Fresque de tous les diables sur l'Amérique du début du siècle, sur le capitalisme, le consumérisme et les valeurs bafouées de l'être humain, There Will Be Blood peut paraître comme une nouvelle couleur disposée sur la palette de Paul Thomas Anderson. Toujours amateur d'histoires profondément humaines, de tragédies violentes et d'évolutions psychologiques, le réalisateur du drame choral Magnolia et de la comédie romantique Punch-Drunk Love s'inspire ici vaguement d'un vieux roman d'Upton Sinclair pour proposer une épopée californienne terrassante...
En narrant un pan de la vie de Daniel Plainview, Anderson redéfinit l'anti-héros, le vrai anti-héros au sens propre, questionnant par la même occasion nos sens moraux et notre point de vue sur la notion du bien et du mal, sur notre foi, sur nos valeurs. Daniel Plainview est un pétrolier forcené, téméraire, égoïste, paranoïaque, orgueilleux, bonimenteur, odieux, détestable, un faux-père de famille plus soucieux de la découverte d'un gisement que de son propre enfant au même moment mutilé à vie, un fils de pute dont on souhaiterait la mort pendant chacune des scènes qui composent les quelques 150 minutes du métrage.
Quasiment omniprésent sur tous les plans, Daniel Plainview est incarné par un Daniel Day-Lewis comme d'ordinaire habité, colérique, imprévisible, l'acteur aux méthodes de l'Actors Studio livrant ici une de ses plus impressionnantes prestations, dévorant l'écran comme rarement il a pu le faire.

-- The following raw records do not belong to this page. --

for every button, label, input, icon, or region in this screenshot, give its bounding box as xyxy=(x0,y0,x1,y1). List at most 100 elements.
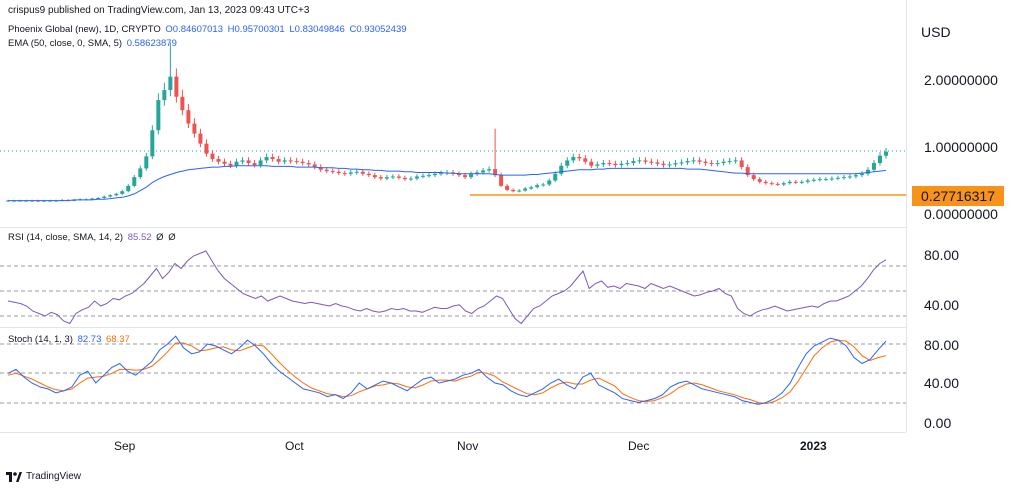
candle-body xyxy=(198,133,203,144)
candle-body xyxy=(378,177,383,179)
stoch-tick-40: 40.00 xyxy=(924,375,960,391)
brand-label: TradingView xyxy=(26,471,82,482)
candle-body xyxy=(420,175,425,177)
candle-body xyxy=(174,76,179,97)
candle-body xyxy=(529,187,534,189)
candle-body xyxy=(799,181,804,183)
footer-brand[interactable]: TradingView xyxy=(6,471,81,482)
candle-body xyxy=(336,171,341,174)
candle-body xyxy=(547,180,552,185)
candle-body xyxy=(835,177,840,179)
candle-body xyxy=(438,173,443,175)
candle-body xyxy=(787,181,792,184)
candle-body xyxy=(595,164,600,166)
candle-body xyxy=(715,163,720,165)
candle-body xyxy=(577,157,582,159)
candle-body xyxy=(583,158,588,162)
candle-body xyxy=(204,143,209,154)
candle-body xyxy=(655,162,660,164)
candle-body xyxy=(535,185,540,188)
candle-body xyxy=(294,161,299,163)
candle-body xyxy=(703,161,708,164)
candle-body xyxy=(523,188,528,191)
candle-body xyxy=(276,159,281,162)
candle-body xyxy=(138,168,143,178)
candle-body xyxy=(144,156,149,169)
main-legend: Phoenix Global (new), 1D, CRYPTO O0.8460… xyxy=(8,24,409,35)
candle-body xyxy=(372,175,377,178)
candle-body xyxy=(691,160,696,162)
month-label-2023: 2023 xyxy=(800,439,827,453)
candle-body xyxy=(781,183,786,185)
stoch-tick-80: 80.00 xyxy=(924,337,960,353)
candle-body xyxy=(162,90,167,101)
candle-body xyxy=(234,161,239,166)
stoch-label: Stoch (14, 1, 3) xyxy=(8,334,73,345)
candle-body xyxy=(252,163,257,166)
candle-body xyxy=(517,190,522,192)
candle-body xyxy=(805,180,810,182)
candle-body xyxy=(673,163,678,165)
candle-body xyxy=(264,157,269,161)
low-value: L0.83049846 xyxy=(289,24,345,35)
rsi-extra-1: Ø xyxy=(156,232,164,243)
candle-body xyxy=(661,163,666,166)
candle-body xyxy=(210,153,215,160)
candle-body xyxy=(829,178,834,180)
candle-body xyxy=(481,170,486,173)
candle-body xyxy=(240,160,245,162)
candle-body xyxy=(342,173,347,175)
month-label-sep: Sep xyxy=(114,439,136,453)
candles-group xyxy=(6,42,888,202)
candle-body xyxy=(511,189,516,192)
candle-body xyxy=(360,171,365,174)
candle-body xyxy=(366,173,371,176)
candle-body xyxy=(643,160,648,162)
candle-body xyxy=(625,163,630,165)
candle-body xyxy=(739,160,744,168)
candle-body xyxy=(216,159,221,162)
candle-body xyxy=(402,177,407,180)
month-label-dec: Dec xyxy=(628,439,650,453)
rsi-legend: RSI (14, close, SMA, 14, 2) 85.52 Ø Ø xyxy=(8,232,178,243)
candle-body xyxy=(132,177,137,186)
candle-body xyxy=(571,157,576,161)
candle-body xyxy=(396,176,401,178)
candle-body xyxy=(222,161,227,164)
candle-body xyxy=(246,160,251,164)
currency-label: USD xyxy=(921,24,951,40)
candle-body xyxy=(168,76,173,91)
candle-body xyxy=(330,171,335,173)
rsi-extra-2: Ø xyxy=(168,232,176,243)
stoch-tick-0: 0.00 xyxy=(924,415,952,431)
candle-body xyxy=(871,163,876,170)
open-value: O0.84607013 xyxy=(165,24,224,35)
rsi-line xyxy=(7,250,887,325)
candle-body xyxy=(853,175,858,177)
candle-body xyxy=(258,160,263,166)
price-tick-0: 0.00000000 xyxy=(924,206,998,222)
candle-body xyxy=(667,164,672,166)
candle-body xyxy=(793,181,798,183)
candle-body xyxy=(619,163,624,166)
candle-body xyxy=(751,175,756,180)
candle-body xyxy=(601,163,606,165)
candle-body xyxy=(499,175,504,186)
candle-body xyxy=(817,179,822,181)
ema-label: EMA (50, close, 0, SMA, 5) xyxy=(8,38,123,49)
candle-body xyxy=(120,191,125,194)
candle-body xyxy=(697,160,702,162)
candle-body xyxy=(859,173,864,176)
price-tick-2: 2.00000000 xyxy=(924,72,998,88)
candle-body xyxy=(847,176,852,178)
candle-body xyxy=(324,169,329,172)
candle-body xyxy=(884,151,888,156)
month-label-oct: Oct xyxy=(285,439,304,453)
candle-body xyxy=(841,177,846,179)
candle-body xyxy=(865,169,870,174)
candle-body xyxy=(228,163,233,166)
month-label-nov: Nov xyxy=(457,439,479,453)
candle-body xyxy=(108,195,113,197)
close-value: C0.93052439 xyxy=(349,24,407,35)
price-tick-1: 1.00000000 xyxy=(924,139,998,155)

Outre une histoire aux allures de maelstrom, happant sans vergogne et ne laissant pas indemne, c'est la mise en scène d'un Anderson plus que jamais inspiré qui nous frappe : travelings majestueux, caméra sans cesse en mouvement, plans filmés comme des peintures, utilisation à bon escient de l'écrasante musique de Jonny Greenwood, photographie éblouissante signée quant à elle Robert Elswit...
Il y a du Leone dans There Will Be Blood, du Coppola, du Malick, du Cimino, sans pour autant que le film soit référencé, loin de là. Hypnotisant, ampli de fureur et de relativisme, à peine entiché de menus défauts (ce frère jumeau très mal exploité, le léger manque de réalisme concernant les 30 années défilant face caméra, le jeu un brin énervant du pleurnichard Paul Dano), le long-métrage reste un chef-d'œuvre d'une puissance évocatrice de bien des maux aujourd'hui encore évidents d'une société à jamais décadente, insatisfaite et envieuse. Du grand, du très grand cinéma.